Eine Pflicht zur energetischen Sanierung leitet sich beispielsweise aus dem Erneuerbare-Energien-Wärmegesetz (EWärmeG) ab. Dieses Gesetz sieht eine Nutzungspflicht für erneuerbare Energien und die Umsetzung entsprechender Maßnahmen unter bestimmten Voraussetzungen vor. Es betrifft dabei vor allem Neubauten ab einer Grundfläche von 50 m². Bauherren sind dazu verpflichtet, den Energiebedarf je nach verwendeter Energieart in unterschiedlichem Maße durch erneuerbare Energien zu decken. Insofern zielt das EWärmeG vor allem auf die Heizung ab. Wird beispielsweise eine Biomasse-Heizung verwendet, muss deren Anteil am Gesamtverbrauch laut Gesetz bei mindestens 50 % liegen, sofern flüssige oder feste Biomasse zum Einsatz kommt. Wird die Wärme durch Biogas erzeugt, genügt bereits ein Anteil von mindestens 30 % am Gesamtenergieverbrauch.

Welche Kosten werden vom BAFA übernommen?

Eine energetische Sanierung will finanziert werden. Der Staat bietet zu diesem Zweck mehrere Fördermöglichkeiten, die bei Erfüllung bestimmter Voraussetzungen wie beispielsweise das Erreichen eines Effizienzhausstandards Immobilienbesitzern und Bauherren zur Verfügung gestellt werden. Gerade bei der kostenintensiven Heizungssanierung ist oftmals jede finanzielle Unterstützung willkommen. Hier wenden sich Interessenten am besten gleich an das Bundesamt für Wirtschaft und Ausfuhrkontrolle (BAFA).So fördert das BAFA z. B. Einzelmaßnahmen an der Gebäudehülle, was die Dämmung von Fenstern, Türen und Fassaden umfasst, mit 20 % der förderfähigen Kosten. Sofern ein individueller Sanierungsfahrplan vorliegt, werden 5 % mehr übernommen. Auf diesem Wege können Bauherren maximal 60.000 EUR vom Staat bekommen.

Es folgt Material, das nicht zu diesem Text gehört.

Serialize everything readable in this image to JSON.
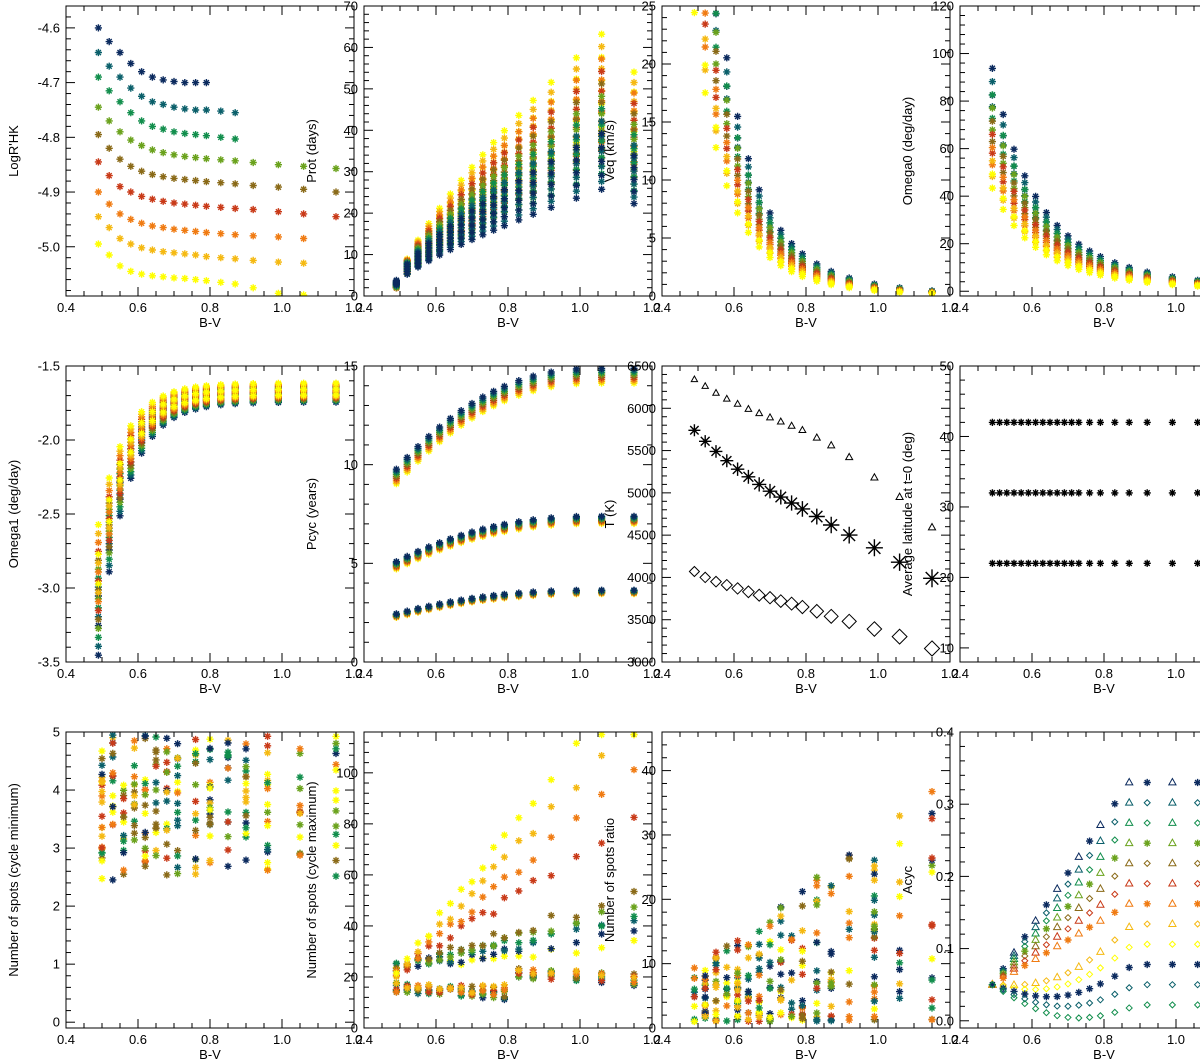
{
  "figure": {
    "palette": [
      "#0b2a5e",
      "#0a5f6a",
      "#118e4c",
      "#6aa21c",
      "#8a6a18",
      "#c93a18",
      "#f07b12",
      "#f5b911",
      "#ffff00"
    ],
    "ink": "#000000"
  },
  "chart_data": [
    {
      "id": "p1",
      "type": "scatter",
      "xlabel": "B-V",
      "ylabel": "LogR'HK",
      "xlim": [
        0.4,
        1.2
      ],
      "ylim": [
        -5.09,
        -4.56
      ],
      "xticks": [
        0.4,
        0.6,
        0.8,
        1.0,
        1.2
      ],
      "yticks": [
        -5.0,
        -4.9,
        -4.8,
        -4.7,
        -4.6
      ],
      "series": [
        {
          "name": "c0",
          "color_index": 0,
          "x": [
            0.49,
            0.52,
            0.55,
            0.58,
            0.61,
            0.64,
            0.67,
            0.7,
            0.73,
            0.76,
            0.79
          ],
          "y": [
            -4.6,
            -4.625,
            -4.645,
            -4.665,
            -4.68,
            -4.69,
            -4.695,
            -4.698,
            -4.7,
            -4.7,
            -4.7
          ]
        },
        {
          "name": "c1",
          "color_index": 1,
          "x": [
            0.49,
            0.52,
            0.55,
            0.58,
            0.61,
            0.64,
            0.67,
            0.7,
            0.73,
            0.76,
            0.79,
            0.83,
            0.87
          ],
          "y": [
            -4.645,
            -4.67,
            -4.69,
            -4.71,
            -4.725,
            -4.735,
            -4.74,
            -4.745,
            -4.748,
            -4.75,
            -4.75,
            -4.752,
            -4.755
          ]
        },
        {
          "name": "c2",
          "color_index": 2,
          "x": [
            0.49,
            0.52,
            0.55,
            0.58,
            0.61,
            0.64,
            0.67,
            0.7,
            0.73,
            0.76,
            0.79,
            0.83,
            0.87
          ],
          "y": [
            -4.69,
            -4.715,
            -4.735,
            -4.755,
            -4.77,
            -4.78,
            -4.785,
            -4.79,
            -4.793,
            -4.795,
            -4.797,
            -4.8,
            -4.803
          ]
        },
        {
          "name": "c3",
          "color_index": 3,
          "x": [
            0.49,
            0.52,
            0.55,
            0.58,
            0.61,
            0.64,
            0.67,
            0.7,
            0.73,
            0.76,
            0.79,
            0.83,
            0.87,
            0.92,
            0.99,
            1.06,
            1.15
          ],
          "y": [
            -4.745,
            -4.77,
            -4.79,
            -4.805,
            -4.815,
            -4.823,
            -4.828,
            -4.832,
            -4.835,
            -4.837,
            -4.839,
            -4.841,
            -4.843,
            -4.846,
            -4.85,
            -4.853,
            -4.857
          ]
        },
        {
          "name": "c4",
          "color_index": 4,
          "x": [
            0.49,
            0.52,
            0.55,
            0.58,
            0.61,
            0.64,
            0.67,
            0.7,
            0.73,
            0.76,
            0.79,
            0.83,
            0.87,
            0.92,
            0.99,
            1.06,
            1.15
          ],
          "y": [
            -4.795,
            -4.82,
            -4.84,
            -4.853,
            -4.862,
            -4.868,
            -4.872,
            -4.875,
            -4.877,
            -4.879,
            -4.881,
            -4.883,
            -4.885,
            -4.888,
            -4.891,
            -4.895,
            -4.9
          ]
        },
        {
          "name": "c5",
          "color_index": 5,
          "x": [
            0.49,
            0.52,
            0.55,
            0.58,
            0.61,
            0.64,
            0.67,
            0.7,
            0.73,
            0.76,
            0.79,
            0.83,
            0.87,
            0.92,
            0.99,
            1.06,
            1.15
          ],
          "y": [
            -4.845,
            -4.87,
            -4.89,
            -4.9,
            -4.908,
            -4.913,
            -4.917,
            -4.92,
            -4.922,
            -4.924,
            -4.926,
            -4.928,
            -4.93,
            -4.932,
            -4.936,
            -4.94,
            -4.945
          ]
        },
        {
          "name": "c6",
          "color_index": 6,
          "x": [
            0.49,
            0.52,
            0.55,
            0.58,
            0.61,
            0.64,
            0.67,
            0.7,
            0.73,
            0.76,
            0.79,
            0.83,
            0.87,
            0.92,
            0.99,
            1.06
          ],
          "y": [
            -4.9,
            -4.922,
            -4.94,
            -4.95,
            -4.957,
            -4.962,
            -4.965,
            -4.968,
            -4.97,
            -4.972,
            -4.974,
            -4.976,
            -4.978,
            -4.98,
            -4.982,
            -4.985
          ]
        },
        {
          "name": "c7",
          "color_index": 7,
          "x": [
            0.49,
            0.52,
            0.55,
            0.58,
            0.61,
            0.64,
            0.67,
            0.7,
            0.73,
            0.76,
            0.79,
            0.83,
            0.87,
            0.92,
            0.99,
            1.06
          ],
          "y": [
            -4.945,
            -4.965,
            -4.985,
            -4.995,
            -5.002,
            -5.006,
            -5.009,
            -5.011,
            -5.013,
            -5.015,
            -5.018,
            -5.02,
            -5.022,
            -5.025,
            -5.028,
            -5.03
          ]
        },
        {
          "name": "c8",
          "color_index": 8,
          "x": [
            0.49,
            0.52,
            0.55,
            0.58,
            0.61,
            0.64,
            0.67,
            0.7,
            0.73,
            0.76,
            0.79,
            0.83,
            0.87,
            0.92,
            0.99,
            1.06
          ],
          "y": [
            -4.995,
            -5.015,
            -5.035,
            -5.045,
            -5.05,
            -5.053,
            -5.055,
            -5.057,
            -5.058,
            -5.06,
            -5.062,
            -5.065,
            -5.068,
            -5.075,
            -5.085,
            -5.088
          ]
        }
      ]
    },
    {
      "id": "p2",
      "type": "scatter",
      "xlabel": "B-V",
      "ylabel": "Prot (days)",
      "xlim": [
        0.4,
        1.2
      ],
      "ylim": [
        0,
        70
      ],
      "xticks": [
        0.4,
        0.6,
        0.8,
        1.0,
        1.2
      ],
      "yticks": [
        0,
        10,
        20,
        30,
        40,
        50,
        60,
        70
      ],
      "family": {
        "kind": "prot",
        "xs": [
          0.49,
          0.52,
          0.55,
          0.58,
          0.61,
          0.64,
          0.67,
          0.7,
          0.73,
          0.76,
          0.79,
          0.83,
          0.87,
          0.92,
          0.99,
          1.06,
          1.15
        ],
        "n_curves": 9
      }
    },
    {
      "id": "p3",
      "type": "scatter",
      "xlabel": "B-V",
      "ylabel": "Veq (km/s)",
      "xlim": [
        0.4,
        1.2
      ],
      "ylim": [
        0,
        25
      ],
      "xticks": [
        0.4,
        0.6,
        0.8,
        1.0,
        1.2
      ],
      "yticks": [
        0,
        5,
        10,
        15,
        20,
        25
      ],
      "family": {
        "kind": "veq",
        "xs": [
          0.49,
          0.52,
          0.55,
          0.58,
          0.61,
          0.64,
          0.67,
          0.7,
          0.73,
          0.76,
          0.79,
          0.83,
          0.87,
          0.92,
          0.99,
          1.06,
          1.15
        ],
        "n_curves": 9
      }
    },
    {
      "id": "p4",
      "type": "scatter",
      "xlabel": "B-V",
      "ylabel": "Omega0 (deg/day)",
      "xlim": [
        0.4,
        1.2
      ],
      "ylim": [
        -2,
        120
      ],
      "xticks": [
        0.4,
        0.6,
        0.8,
        1.0,
        1.2
      ],
      "yticks": [
        0,
        20,
        40,
        60,
        80,
        100,
        120
      ],
      "family": {
        "kind": "omega0",
        "xs": [
          0.49,
          0.52,
          0.55,
          0.58,
          0.61,
          0.64,
          0.67,
          0.7,
          0.73,
          0.76,
          0.79,
          0.83,
          0.87,
          0.92,
          0.99,
          1.06,
          1.15
        ],
        "n_curves": 9
      }
    },
    {
      "id": "p5",
      "type": "scatter",
      "xlabel": "B-V",
      "ylabel": "Omega1 (deg/day)",
      "xlim": [
        0.4,
        1.2
      ],
      "ylim": [
        -3.5,
        -1.5
      ],
      "xticks": [
        0.4,
        0.6,
        0.8,
        1.0,
        1.2
      ],
      "yticks": [
        -3.5,
        -3.0,
        -2.5,
        -2.0,
        -1.5
      ],
      "family": {
        "kind": "omega1",
        "xs": [
          0.49,
          0.52,
          0.55,
          0.58,
          0.61,
          0.64,
          0.67,
          0.7,
          0.73,
          0.76,
          0.79,
          0.83,
          0.87,
          0.92,
          0.99,
          1.06,
          1.15
        ],
        "n_curves": 9
      }
    },
    {
      "id": "p6",
      "type": "scatter",
      "xlabel": "B-V",
      "ylabel": "Pcyc (years)",
      "xlim": [
        0.4,
        1.2
      ],
      "ylim": [
        0,
        15
      ],
      "xticks": [
        0.4,
        0.6,
        0.8,
        1.0,
        1.2
      ],
      "yticks": [
        0,
        5,
        10,
        15
      ],
      "family": {
        "kind": "pcyc",
        "xs": [
          0.49,
          0.52,
          0.55,
          0.58,
          0.61,
          0.64,
          0.67,
          0.7,
          0.73,
          0.76,
          0.79,
          0.83,
          0.87,
          0.92,
          0.99,
          1.06,
          1.15
        ],
        "n_curves": 9
      }
    },
    {
      "id": "p7",
      "type": "scatter",
      "xlabel": "B-V",
      "ylabel": "T (K)",
      "xlim": [
        0.4,
        1.2
      ],
      "ylim": [
        3000,
        6500
      ],
      "xticks": [
        0.4,
        0.6,
        0.8,
        1.0,
        1.2
      ],
      "yticks": [
        3000,
        3500,
        4000,
        4500,
        5000,
        5500,
        6000,
        6500
      ],
      "series": [
        {
          "name": "triangles",
          "marker": "triangle",
          "x": [
            0.49,
            0.52,
            0.55,
            0.58,
            0.61,
            0.64,
            0.67,
            0.7,
            0.73,
            0.76,
            0.79,
            0.83,
            0.87,
            0.92,
            0.99,
            1.06,
            1.15
          ],
          "y": [
            6340,
            6260,
            6180,
            6110,
            6050,
            5990,
            5940,
            5890,
            5840,
            5790,
            5740,
            5650,
            5560,
            5420,
            5180,
            4950,
            4590
          ]
        },
        {
          "name": "asterisks",
          "marker": "big-asterisk",
          "x": [
            0.49,
            0.52,
            0.55,
            0.58,
            0.61,
            0.64,
            0.67,
            0.7,
            0.73,
            0.76,
            0.79,
            0.83,
            0.87,
            0.92,
            0.99,
            1.06,
            1.15
          ],
          "y": [
            5740,
            5610,
            5490,
            5380,
            5280,
            5190,
            5100,
            5020,
            4950,
            4880,
            4810,
            4720,
            4620,
            4500,
            4350,
            4180,
            3990
          ]
        },
        {
          "name": "diamonds",
          "marker": "diamond",
          "x": [
            0.49,
            0.52,
            0.55,
            0.58,
            0.61,
            0.64,
            0.67,
            0.7,
            0.73,
            0.76,
            0.79,
            0.83,
            0.87,
            0.92,
            0.99,
            1.06,
            1.15
          ],
          "y": [
            4070,
            4000,
            3950,
            3910,
            3870,
            3830,
            3790,
            3760,
            3720,
            3690,
            3650,
            3600,
            3540,
            3480,
            3390,
            3300,
            3160
          ]
        }
      ]
    },
    {
      "id": "p8",
      "type": "scatter",
      "xlabel": "B-V",
      "ylabel": "Average latitude at t=0 (deg)",
      "xlim": [
        0.4,
        1.2
      ],
      "ylim": [
        8,
        50
      ],
      "xticks": [
        0.4,
        0.6,
        0.8,
        1.0,
        1.2
      ],
      "yticks": [
        10,
        20,
        30,
        40,
        50
      ],
      "series": [
        {
          "name": "lat42",
          "marker": "asterisk",
          "x": [
            0.49,
            0.51,
            0.53,
            0.55,
            0.57,
            0.59,
            0.61,
            0.63,
            0.65,
            0.67,
            0.69,
            0.71,
            0.73,
            0.76,
            0.79,
            0.83,
            0.87,
            0.92,
            0.99,
            1.06,
            1.15
          ],
          "y": [
            42,
            42,
            42,
            42,
            42,
            42,
            42,
            42,
            42,
            42,
            42,
            42,
            42,
            42,
            42,
            42,
            42,
            42,
            42,
            42,
            42
          ]
        },
        {
          "name": "lat32",
          "marker": "asterisk",
          "x": [
            0.49,
            0.51,
            0.53,
            0.55,
            0.57,
            0.59,
            0.61,
            0.63,
            0.65,
            0.67,
            0.69,
            0.71,
            0.73,
            0.76,
            0.79,
            0.83,
            0.87,
            0.92,
            0.99,
            1.06,
            1.15
          ],
          "y": [
            32,
            32,
            32,
            32,
            32,
            32,
            32,
            32,
            32,
            32,
            32,
            32,
            32,
            32,
            32,
            32,
            32,
            32,
            32,
            32,
            32
          ]
        },
        {
          "name": "lat22",
          "marker": "asterisk",
          "x": [
            0.49,
            0.51,
            0.53,
            0.55,
            0.57,
            0.59,
            0.61,
            0.63,
            0.65,
            0.67,
            0.69,
            0.71,
            0.73,
            0.76,
            0.79,
            0.83,
            0.87,
            0.92,
            0.99,
            1.06,
            1.15
          ],
          "y": [
            22,
            22,
            22,
            22,
            22,
            22,
            22,
            22,
            22,
            22,
            22,
            22,
            22,
            22,
            22,
            22,
            22,
            22,
            22,
            22,
            22
          ]
        }
      ]
    },
    {
      "id": "p9",
      "type": "scatter",
      "xlabel": "B-V",
      "ylabel": "Number of spots (cycle minimum)",
      "xlim": [
        0.4,
        1.2
      ],
      "ylim": [
        -0.1,
        5.0
      ],
      "xticks": [
        0.4,
        0.6,
        0.8,
        1.0,
        1.2
      ],
      "yticks": [
        0,
        1,
        2,
        3,
        4,
        5
      ],
      "family": {
        "kind": "random",
        "xs": [
          0.5,
          0.53,
          0.56,
          0.59,
          0.62,
          0.65,
          0.68,
          0.71,
          0.76,
          0.8,
          0.85,
          0.9,
          0.96,
          1.05,
          1.15
        ],
        "count": 260,
        "ymin": 2.45,
        "ymax": 4.95,
        "seed": 11
      }
    },
    {
      "id": "p10",
      "type": "scatter",
      "xlabel": "B-V",
      "ylabel": "Number of spots (cycle maximum)",
      "xlim": [
        0.4,
        1.2
      ],
      "ylim": [
        0,
        116
      ],
      "xticks": [
        0.4,
        0.6,
        0.8,
        1.0,
        1.2
      ],
      "yticks": [
        0,
        20,
        40,
        60,
        80,
        100
      ],
      "family": {
        "kind": "nmax",
        "xs": [
          0.49,
          0.52,
          0.55,
          0.58,
          0.61,
          0.64,
          0.67,
          0.7,
          0.73,
          0.76,
          0.79,
          0.83,
          0.87,
          0.92,
          0.99,
          1.06,
          1.15
        ],
        "n_curves": 18,
        "seed": 23
      }
    },
    {
      "id": "p11",
      "type": "scatter",
      "xlabel": "B-V",
      "ylabel": "Number of spots ratio",
      "xlim": [
        0.4,
        1.2
      ],
      "ylim": [
        0,
        46
      ],
      "xticks": [
        0.4,
        0.6,
        0.8,
        1.0,
        1.2
      ],
      "yticks": [
        0,
        10,
        20,
        30,
        40
      ],
      "family": {
        "kind": "ratio",
        "xs": [
          0.49,
          0.52,
          0.55,
          0.58,
          0.61,
          0.64,
          0.67,
          0.7,
          0.73,
          0.76,
          0.79,
          0.83,
          0.87,
          0.92,
          0.99,
          1.06,
          1.15
        ],
        "count": 300,
        "seed": 37
      }
    },
    {
      "id": "p12",
      "type": "scatter",
      "xlabel": "B-V",
      "ylabel": "Acyc",
      "xlim": [
        0.4,
        1.2
      ],
      "ylim": [
        -0.01,
        0.4
      ],
      "xticks": [
        0.4,
        0.6,
        0.8,
        1.0,
        1.2
      ],
      "yticks": [
        0.0,
        0.1,
        0.2,
        0.3,
        0.4
      ],
      "family": {
        "kind": "acyc",
        "xs": [
          0.49,
          0.52,
          0.55,
          0.58,
          0.61,
          0.64,
          0.67,
          0.7,
          0.73,
          0.76,
          0.79,
          0.83,
          0.87,
          0.92,
          0.99,
          1.06,
          1.15
        ],
        "seed": 53
      }
    }
  ]
}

Deutlich höhere Zuschüsse gibt es vom BAFA bei derHeizungssanierung. Sofern es sich bei der neuen Heizung um eine auf erneuerbaren Energien basierende Technologie handelt, werden vom BAFA zwischen 35 % und 55 % der Kosten übernommen. Genauso viel wird auch gefördert, wenn es sich bei der Einzelmaßnahme um die Installation einer Solarthermie- oder Gas-Hybridheizung handelt.